Pediatras trabalham em prol da valorização da puericultura
Em latim, puericultura significa cuidado da criança, sentido que deve ser estendido às diferentes dimensões de um ser que passa por intenso processo de crescimento e desenvolvimento. Base essencial da pediatria, debruça-se sobre as primeiras duas décadas de vida, acompanhando não só a saúde, mas, sobretudo, as relações sociais e familiares.
Clovis Constantino, vice-presidente da Sociedade Brasileira de Pediatria (SBP), conta que essa prática compreende série de medidas preventivas, tais como “nutrição adequada; imunização; higiene em geral; adaptações e inadaptações na idade escolar; atividade física; prevenção de obesidade; e monitoração de aspectos psicoafetivos e emocionais”.
Entre os reflexos deste trabalho, destacam-se melhoria das condições de saúde, redução nos gastos com medicamentos, aumento de produtividade, e melhora do convívio familiar.
Por meio de diálogo com paciente; pais e/ou responsáveis; irmãos; membros da família estendida, como avós; professores; educadores físicos; e até psicopedagogos, o especialista pode identificar sinais que interferem no bem-estar – como sintomas de estresses, cujas manifestações podem caracterizar-se por irritabilidade, insônia, preguiça, cansaço, inapetência, má alimentação e inseguranças.
“Estar presente por todo o período de crescimento e desenvolvimento é a principal preocupação do pediatra. Ao observar as mudanças biológicas e emocionais, é possível verificar se está tudo normal e, caso haja algum desvio, podemos rapidamente investigar, identificar e corrigir”, afirma.

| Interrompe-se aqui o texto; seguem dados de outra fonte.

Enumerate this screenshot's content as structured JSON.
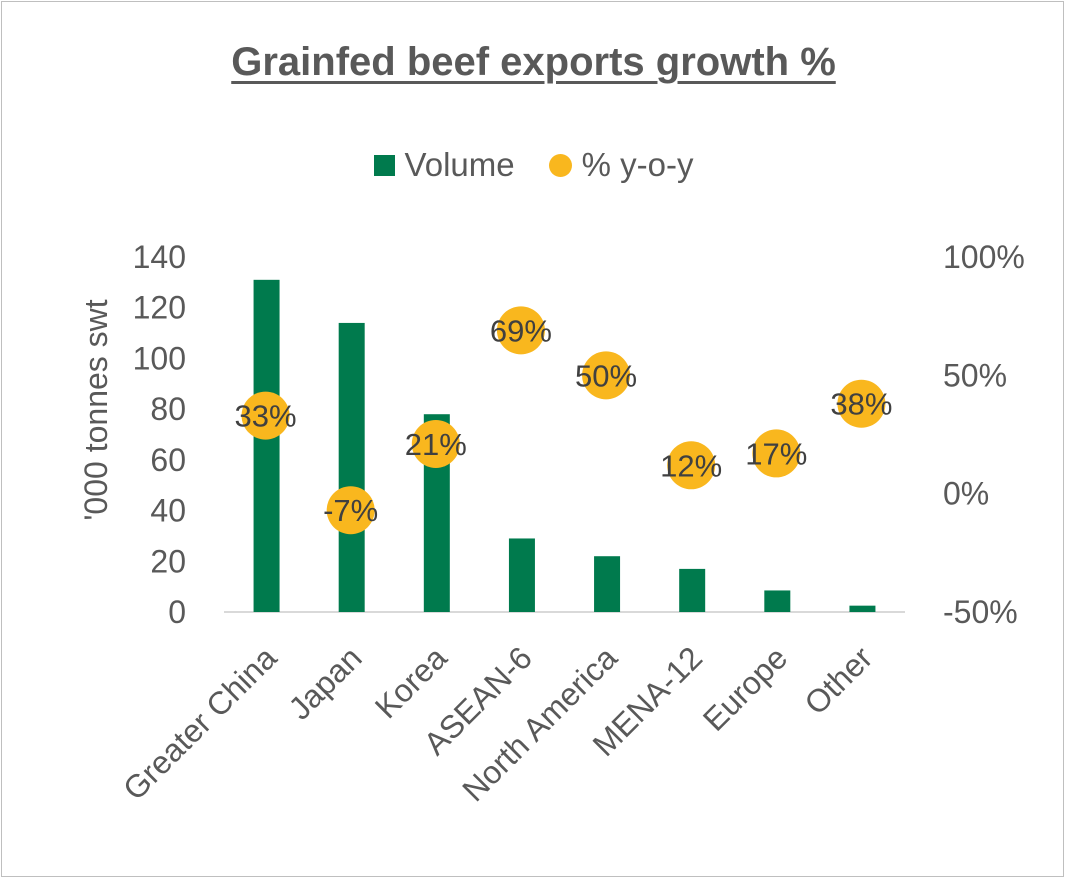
{
  "chart_data": {
    "type": "bar",
    "title": "Grainfed beef exports growth %",
    "categories": [
      "Greater China",
      "Japan",
      "Korea",
      "ASEAN-6",
      "North America",
      "MENA-12",
      "Europe",
      "Other"
    ],
    "series": [
      {
        "name": "Volume",
        "type": "bar",
        "axis": "left",
        "color": "#007A4D",
        "values": [
          131,
          114,
          78,
          29,
          22,
          17,
          8.5,
          2.5
        ]
      },
      {
        "name": "% y-o-y",
        "type": "scatter",
        "axis": "right",
        "color": "#F9B71E",
        "values": [
          33,
          -7,
          21,
          69,
          50,
          12,
          17,
          38
        ],
        "labels": [
          "33%",
          "-7%",
          "21%",
          "69%",
          "50%",
          "12%",
          "17%",
          "38%"
        ]
      }
    ],
    "ylabel": "'000 tonnes swt",
    "ylim": [
      0,
      140
    ],
    "yticks": [
      "0",
      "20",
      "40",
      "60",
      "80",
      "100",
      "120",
      "140"
    ],
    "y2lim": [
      -50,
      100
    ],
    "y2ticks": [
      "-50%",
      "0%",
      "50%",
      "100%"
    ],
    "legend_position": "top",
    "grid": false
  }
}
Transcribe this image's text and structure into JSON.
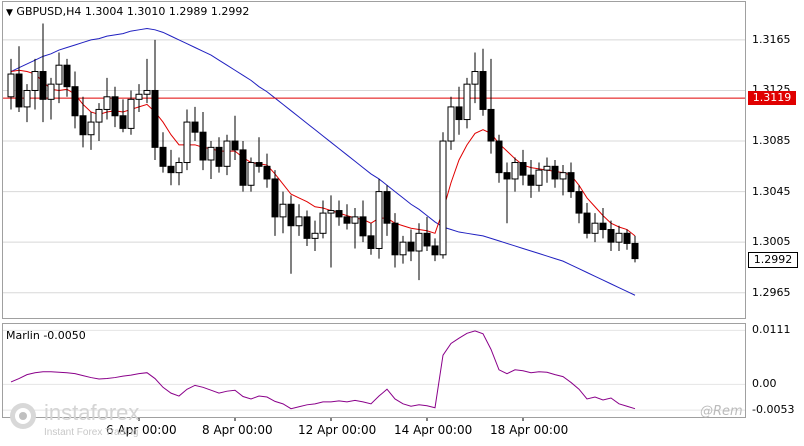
{
  "chart": {
    "symbol_header": "GBPUSD,H4  1.3004 1.3010 1.2989 1.2992",
    "indicator_header": "Marlin -0.0050",
    "price_axis": [
      "1.3165",
      "1.3125",
      "1.3085",
      "1.3045",
      "1.3005",
      "1.2965"
    ],
    "indicator_axis": [
      "0.0111",
      "0.00",
      "-0.0053"
    ],
    "current_price": "1.2992",
    "level_price": "1.3119",
    "date_labels": [
      "6 Apr 00:00",
      "8 Apr 00:00",
      "12 Apr 00:00",
      "14 Apr 00:00",
      "18 Apr 00:00"
    ],
    "colors": {
      "level": "#e00000",
      "ma_slow": "#2020c0",
      "ma_fast": "#e00000",
      "oscillator": "#8a008a",
      "bull": "#ffffff",
      "bear": "#000000"
    }
  },
  "branding": {
    "logo_name": "instaforex",
    "logo_tagline": "Instant Forex Trading",
    "watermark": "@Rem"
  },
  "chart_data": {
    "type": "candlestick",
    "timeframe": "H4",
    "price_range": [
      1.2945,
      1.3195
    ],
    "candles": [
      [
        1.312,
        1.315,
        1.311,
        1.3138
      ],
      [
        1.3138,
        1.316,
        1.3108,
        1.3112
      ],
      [
        1.3112,
        1.313,
        1.31,
        1.3125
      ],
      [
        1.3125,
        1.315,
        1.311,
        1.314
      ],
      [
        1.314,
        1.3178,
        1.31,
        1.3118
      ],
      [
        1.3118,
        1.3135,
        1.3102,
        1.313
      ],
      [
        1.313,
        1.3155,
        1.3115,
        1.3145
      ],
      [
        1.3145,
        1.315,
        1.312,
        1.3128
      ],
      [
        1.3128,
        1.314,
        1.3095,
        1.3105
      ],
      [
        1.3105,
        1.312,
        1.308,
        1.309
      ],
      [
        1.309,
        1.3108,
        1.3078,
        1.31
      ],
      [
        1.31,
        1.3115,
        1.3085,
        1.311
      ],
      [
        1.311,
        1.3135,
        1.3102,
        1.312
      ],
      [
        1.312,
        1.3128,
        1.3096,
        1.3105
      ],
      [
        1.3105,
        1.3118,
        1.3092,
        1.3095
      ],
      [
        1.3095,
        1.3125,
        1.309,
        1.3118
      ],
      [
        1.3118,
        1.313,
        1.3108,
        1.3122
      ],
      [
        1.3122,
        1.315,
        1.3115,
        1.3125
      ],
      [
        1.3125,
        1.3165,
        1.307,
        1.308
      ],
      [
        1.308,
        1.3092,
        1.306,
        1.3065
      ],
      [
        1.3065,
        1.3078,
        1.305,
        1.306
      ],
      [
        1.306,
        1.3072,
        1.305,
        1.3068
      ],
      [
        1.3068,
        1.311,
        1.3062,
        1.31
      ],
      [
        1.31,
        1.3112,
        1.3085,
        1.3092
      ],
      [
        1.3092,
        1.3108,
        1.3062,
        1.307
      ],
      [
        1.307,
        1.3085,
        1.3055,
        1.308
      ],
      [
        1.308,
        1.3088,
        1.306,
        1.3065
      ],
      [
        1.3065,
        1.309,
        1.3058,
        1.3085
      ],
      [
        1.3085,
        1.3105,
        1.307,
        1.3078
      ],
      [
        1.3078,
        1.3085,
        1.3045,
        1.305
      ],
      [
        1.305,
        1.3072,
        1.3045,
        1.3068
      ],
      [
        1.3068,
        1.3088,
        1.306,
        1.3065
      ],
      [
        1.3065,
        1.3075,
        1.3048,
        1.3055
      ],
      [
        1.3055,
        1.3062,
        1.301,
        1.3025
      ],
      [
        1.3025,
        1.3045,
        1.3012,
        1.3035
      ],
      [
        1.3035,
        1.3042,
        1.298,
        1.3018
      ],
      [
        1.3018,
        1.3035,
        1.301,
        1.3025
      ],
      [
        1.3025,
        1.303,
        1.3002,
        1.3008
      ],
      [
        1.3008,
        1.3022,
        1.2998,
        1.3012
      ],
      [
        1.3012,
        1.3038,
        1.3008,
        1.3028
      ],
      [
        1.3028,
        1.3042,
        1.2985,
        1.303
      ],
      [
        1.303,
        1.3038,
        1.3018,
        1.3025
      ],
      [
        1.3025,
        1.3035,
        1.3015,
        1.302
      ],
      [
        1.302,
        1.3032,
        1.3,
        1.3025
      ],
      [
        1.3025,
        1.3038,
        1.3005,
        1.301
      ],
      [
        1.301,
        1.302,
        1.2995,
        1.3
      ],
      [
        1.3,
        1.3055,
        1.2992,
        1.3045
      ],
      [
        1.3045,
        1.305,
        1.301,
        1.302
      ],
      [
        1.302,
        1.3028,
        1.2985,
        1.2995
      ],
      [
        1.2995,
        1.301,
        1.2988,
        1.3005
      ],
      [
        1.3005,
        1.3015,
        1.299,
        1.2998
      ],
      [
        1.2998,
        1.302,
        1.2975,
        1.3012
      ],
      [
        1.3012,
        1.3025,
        1.2998,
        1.3002
      ],
      [
        1.3002,
        1.3008,
        1.299,
        1.2995
      ],
      [
        1.2995,
        1.3092,
        1.2992,
        1.3085
      ],
      [
        1.3085,
        1.312,
        1.3078,
        1.3112
      ],
      [
        1.3112,
        1.3128,
        1.309,
        1.3102
      ],
      [
        1.3102,
        1.3135,
        1.3095,
        1.313
      ],
      [
        1.313,
        1.3155,
        1.3115,
        1.314
      ],
      [
        1.314,
        1.3158,
        1.3105,
        1.311
      ],
      [
        1.311,
        1.315,
        1.3075,
        1.3085
      ],
      [
        1.3085,
        1.309,
        1.3052,
        1.306
      ],
      [
        1.306,
        1.3068,
        1.302,
        1.3055
      ],
      [
        1.3055,
        1.3072,
        1.3045,
        1.3068
      ],
      [
        1.3068,
        1.3078,
        1.305,
        1.3058
      ],
      [
        1.3058,
        1.307,
        1.304,
        1.305
      ],
      [
        1.305,
        1.3068,
        1.3045,
        1.3062
      ],
      [
        1.3062,
        1.3072,
        1.3052,
        1.3065
      ],
      [
        1.3065,
        1.307,
        1.3048,
        1.3055
      ],
      [
        1.3055,
        1.3066,
        1.3042,
        1.306
      ],
      [
        1.306,
        1.3068,
        1.304,
        1.3045
      ],
      [
        1.3045,
        1.305,
        1.302,
        1.3028
      ],
      [
        1.3028,
        1.3036,
        1.3008,
        1.3012
      ],
      [
        1.3012,
        1.3028,
        1.3005,
        1.302
      ],
      [
        1.302,
        1.3032,
        1.3008,
        1.3015
      ],
      [
        1.3015,
        1.3022,
        1.2998,
        1.3005
      ],
      [
        1.3005,
        1.3018,
        1.2998,
        1.3012
      ],
      [
        1.3012,
        1.3015,
        1.2999,
        1.3004
      ],
      [
        1.3004,
        1.301,
        1.2989,
        1.2992
      ]
    ],
    "ma_slow": [
      1.314,
      1.3143,
      1.3146,
      1.3149,
      1.3152,
      1.3154,
      1.3157,
      1.3159,
      1.3161,
      1.3163,
      1.3165,
      1.3166,
      1.3168,
      1.3169,
      1.317,
      1.3172,
      1.3173,
      1.3174,
      1.3173,
      1.3171,
      1.3168,
      1.3165,
      1.3162,
      1.3159,
      1.3156,
      1.3153,
      1.3149,
      1.3145,
      1.3141,
      1.3137,
      1.3133,
      1.3128,
      1.3124,
      1.3119,
      1.3114,
      1.3109,
      1.3104,
      1.3099,
      1.3094,
      1.3089,
      1.3084,
      1.3079,
      1.3074,
      1.3069,
      1.3064,
      1.3059,
      1.3055,
      1.305,
      1.3045,
      1.304,
      1.3035,
      1.3031,
      1.3026,
      1.3021,
      1.3017,
      1.3015,
      1.3013,
      1.3012,
      1.3011,
      1.301,
      1.3008,
      1.3006,
      1.3004,
      1.3002,
      1.3,
      1.2998,
      1.2996,
      1.2994,
      1.2992,
      1.299,
      1.2987,
      1.2984,
      1.2981,
      1.2978,
      1.2975,
      1.2972,
      1.2969,
      1.2966,
      1.2963
    ],
    "ma_fast": [
      1.314,
      1.3141,
      1.314,
      1.3138,
      1.3132,
      1.3126,
      1.3125,
      1.3126,
      1.3122,
      1.3114,
      1.3108,
      1.3106,
      1.3108,
      1.3109,
      1.3108,
      1.311,
      1.3112,
      1.3114,
      1.3108,
      1.31,
      1.309,
      1.3082,
      1.3082,
      1.3082,
      1.308,
      1.3079,
      1.3077,
      1.3077,
      1.3077,
      1.3072,
      1.3068,
      1.3067,
      1.3066,
      1.3059,
      1.3051,
      1.3043,
      1.304,
      1.3037,
      1.3033,
      1.3032,
      1.303,
      1.3028,
      1.3026,
      1.3024,
      1.3023,
      1.302,
      1.3024,
      1.3024,
      1.302,
      1.3018,
      1.3016,
      1.3015,
      1.3014,
      1.3012,
      1.303,
      1.3052,
      1.307,
      1.3082,
      1.3091,
      1.3094,
      1.3091,
      1.3083,
      1.3077,
      1.3071,
      1.3066,
      1.3064,
      1.3063,
      1.3062,
      1.3061,
      1.306,
      1.3058,
      1.305,
      1.304,
      1.3033,
      1.3026,
      1.302,
      1.3017,
      1.3015,
      1.301
    ],
    "oscillator_range": [
      -0.0065,
      0.012
    ],
    "oscillator": [
      0.0005,
      0.0012,
      0.002,
      0.0024,
      0.0026,
      0.0026,
      0.0025,
      0.0024,
      0.0022,
      0.0018,
      0.0014,
      0.0011,
      0.0012,
      0.0014,
      0.0017,
      0.0019,
      0.0022,
      0.0024,
      0.0012,
      -0.0006,
      -0.0018,
      -0.0024,
      -0.001,
      -0.0002,
      -0.0006,
      -0.0012,
      -0.0018,
      -0.0014,
      -0.0012,
      -0.0025,
      -0.003,
      -0.0024,
      -0.0026,
      -0.0035,
      -0.004,
      -0.005,
      -0.0046,
      -0.0042,
      -0.004,
      -0.0036,
      -0.0036,
      -0.0034,
      -0.0036,
      -0.0033,
      -0.0036,
      -0.004,
      -0.0024,
      -0.001,
      -0.003,
      -0.004,
      -0.0045,
      -0.0042,
      -0.0044,
      -0.0048,
      0.006,
      0.0084,
      0.0095,
      0.0105,
      0.011,
      0.0104,
      0.0072,
      0.003,
      0.0022,
      0.003,
      0.0028,
      0.0024,
      0.0026,
      0.0025,
      0.002,
      0.0016,
      0.0004,
      -0.001,
      -0.003,
      -0.0026,
      -0.0032,
      -0.0028,
      -0.004,
      -0.0045,
      -0.005
    ]
  }
}
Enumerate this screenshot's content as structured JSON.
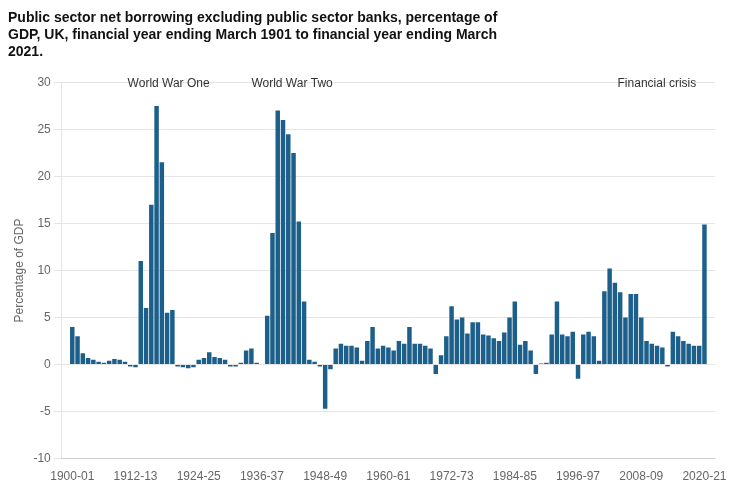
{
  "chart_data": {
    "type": "bar",
    "title": [
      "Public sector net borrowing excluding public sector banks, percentage of",
      "GDP, UK, financial year ending March 1901 to financial year ending March",
      "2021."
    ],
    "ylabel": "Percentage of GDP",
    "color": "#1c5f8a",
    "grid": "y",
    "ylim": [
      -10,
      30
    ],
    "yticks": [
      -10,
      -5,
      0,
      5,
      10,
      15,
      20,
      25,
      30
    ],
    "xlim": [
      1898,
      2022
    ],
    "xticks": [
      {
        "value": 1900,
        "label": "1900-01"
      },
      {
        "value": 1912,
        "label": "1912-13"
      },
      {
        "value": 1924,
        "label": "1924-25"
      },
      {
        "value": 1936,
        "label": "1936-37"
      },
      {
        "value": 1948,
        "label": "1948-49"
      },
      {
        "value": 1960,
        "label": "1960-61"
      },
      {
        "value": 1972,
        "label": "1972-73"
      },
      {
        "value": 1984,
        "label": "1984-85"
      },
      {
        "value": 1996,
        "label": "1996-97"
      },
      {
        "value": 2008,
        "label": "2008-09"
      },
      {
        "value": 2020,
        "label": "2020-21"
      }
    ],
    "annotations": [
      {
        "text": "World War One",
        "x": 1910.5,
        "y": 29.2
      },
      {
        "text": "World War Two",
        "x": 1934.0,
        "y": 29.2
      },
      {
        "text": "Financial crisis",
        "x": 2003.5,
        "y": 29.2
      }
    ],
    "x": [
      1900,
      1901,
      1902,
      1903,
      1904,
      1905,
      1906,
      1907,
      1908,
      1909,
      1910,
      1911,
      1912,
      1913,
      1914,
      1915,
      1916,
      1917,
      1918,
      1919,
      1920,
      1921,
      1922,
      1923,
      1924,
      1925,
      1926,
      1927,
      1928,
      1929,
      1930,
      1931,
      1932,
      1933,
      1934,
      1935,
      1936,
      1937,
      1938,
      1939,
      1940,
      1941,
      1942,
      1943,
      1944,
      1945,
      1946,
      1947,
      1948,
      1949,
      1950,
      1951,
      1952,
      1953,
      1954,
      1955,
      1956,
      1957,
      1958,
      1959,
      1960,
      1961,
      1962,
      1963,
      1964,
      1965,
      1966,
      1967,
      1968,
      1969,
      1970,
      1971,
      1972,
      1973,
      1974,
      1975,
      1976,
      1977,
      1978,
      1979,
      1980,
      1981,
      1982,
      1983,
      1984,
      1985,
      1986,
      1987,
      1988,
      1989,
      1990,
      1991,
      1992,
      1993,
      1994,
      1995,
      1996,
      1997,
      1998,
      1999,
      2000,
      2001,
      2002,
      2003,
      2004,
      2005,
      2006,
      2007,
      2008,
      2009,
      2010,
      2011,
      2012,
      2013,
      2014,
      2015,
      2016,
      2017,
      2018,
      2019,
      2020
    ],
    "values": [
      4.0,
      3.0,
      1.2,
      0.7,
      0.5,
      0.3,
      0.2,
      0.4,
      0.6,
      0.5,
      0.3,
      -0.2,
      -0.3,
      11.0,
      6.0,
      17.0,
      27.5,
      21.5,
      5.5,
      5.8,
      -0.2,
      -0.3,
      -0.4,
      -0.3,
      0.5,
      0.7,
      1.3,
      0.8,
      0.7,
      0.5,
      -0.2,
      -0.2,
      0.2,
      1.5,
      1.7,
      0.2,
      0.0,
      5.2,
      14.0,
      27.0,
      26.0,
      24.5,
      22.5,
      15.2,
      6.7,
      0.5,
      0.3,
      -0.2,
      -4.7,
      -0.5,
      1.7,
      2.2,
      2.0,
      2.0,
      1.8,
      0.4,
      2.5,
      4.0,
      1.7,
      2.0,
      1.8,
      1.5,
      2.5,
      2.2,
      4.0,
      2.2,
      2.2,
      2.0,
      1.7,
      -1.0,
      1.0,
      3.0,
      6.2,
      4.8,
      5.0,
      3.3,
      4.5,
      4.5,
      3.2,
      3.1,
      2.8,
      2.5,
      3.4,
      5.0,
      6.7,
      2.1,
      2.5,
      1.5,
      -1.0,
      0.1,
      0.2,
      3.2,
      6.7,
      3.2,
      3.0,
      3.5,
      -1.5,
      3.2,
      3.5,
      3.0,
      0.4,
      7.8,
      10.2,
      8.7,
      7.7,
      5.0,
      7.5,
      7.5,
      5.0,
      2.5,
      2.2,
      2.0,
      1.8,
      -0.2,
      3.5,
      3.0,
      2.5,
      2.2,
      2.0,
      2.0,
      14.9
    ]
  }
}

Problemas na rede pública e suplementar
De acordo com Constantino, o cenário é o mesmo no Sistema Único de Saúde e nos sistema suplementar. A falta de infraestrutura do SUS compromete o atendimento, dificultando o agendamento de consultas, principalmente para abordagens pediátricas complexas e demoradas. Já na outra ponta, os planos de saúde criam barreiras que impedem a frequência adequada da criança no consultório.
“É uma atividade que despende muita energia, atualização profissional e investimento de tempo. Com a alta demanda na rede pública e as carências decorrentes do subfinanciamento do setor, o profissional não consegue exercer a puericultura”, declara.
Nas operadoras de saúde, o vice-presidente da SBP comenta o processo que artificializa algo que é fundamental na pediatria. “Se atendemos uma criança, diagnosticamos uma doença e, após uma semana de internação, conseguimos controlar o quadro e ela recebe alta, encontraremos restrições para agendar outra consulta, na qual conseguiríamos fazer o acompanhamento mais extenso. Ou seja, no sistema suplementar, esbarramos com mecanismos que inviabilizam o monitoramento geral da saúde infanto-juvenil”.
Valorização
O especialista explica, ainda, que existe, há pelo menos três séculos, uma luta dentro da classe que visa à valorização dessa prática: altamente complexa, demanda esforço mutuo de pais e médicos. “O que vemos é a adoção crescente de prontos-socorros e pronto atendimentos, ignorando a necessidade de observar a criança em um espectro mais amplo”.
Durante Reunião de Cúpula em Favor da Infância, em Nova York, no ano de 1990, concluiu-se que puericultura assegura direitos pertinentes à população, bem como seu cumprimento é dever do Estado.
“Isso é um ponto muito bem entendido internacionalmente, principalmente em países cujo financiamento em saúde é mais efetivo do que no Brasil. Entende-se que remuneração e condição de trabalho contribuem para puericultura bem aplicada e, assim, atua em prol da saúde e educação”, ressalta.
Apesar de não haver estudos científicos conduzidos para avaliar o impacto financeiro da aplicação efetiva deste tipo de assistência, sabe-se que o montante destinado ao tratamento de moléstias diminuiria consideravelmente. “Isso ocorre pela redução da possibilidade de doenças instalarem-se e pelo controle precoce, que previne o agravamento dos quadros”.
A fim de conscientizar médicos, operadoras de saúde, e órgãos governamentais, a SBP atua juntos aos associados em prol da valorização da medicina preventiva. “Nós, enquanto sociedade de especialidade, temos a obrigação de estarmos sempre recapitulando a importância desse tipo de assistência, além de promover atualização profissional. Em termos de saúde, a puericultura é muito mais importante do que tratar doenças, uma vez que pode prevenir complicações e problemas – por isso deve ser mais reconhecida”, conclui Clovis Constantino.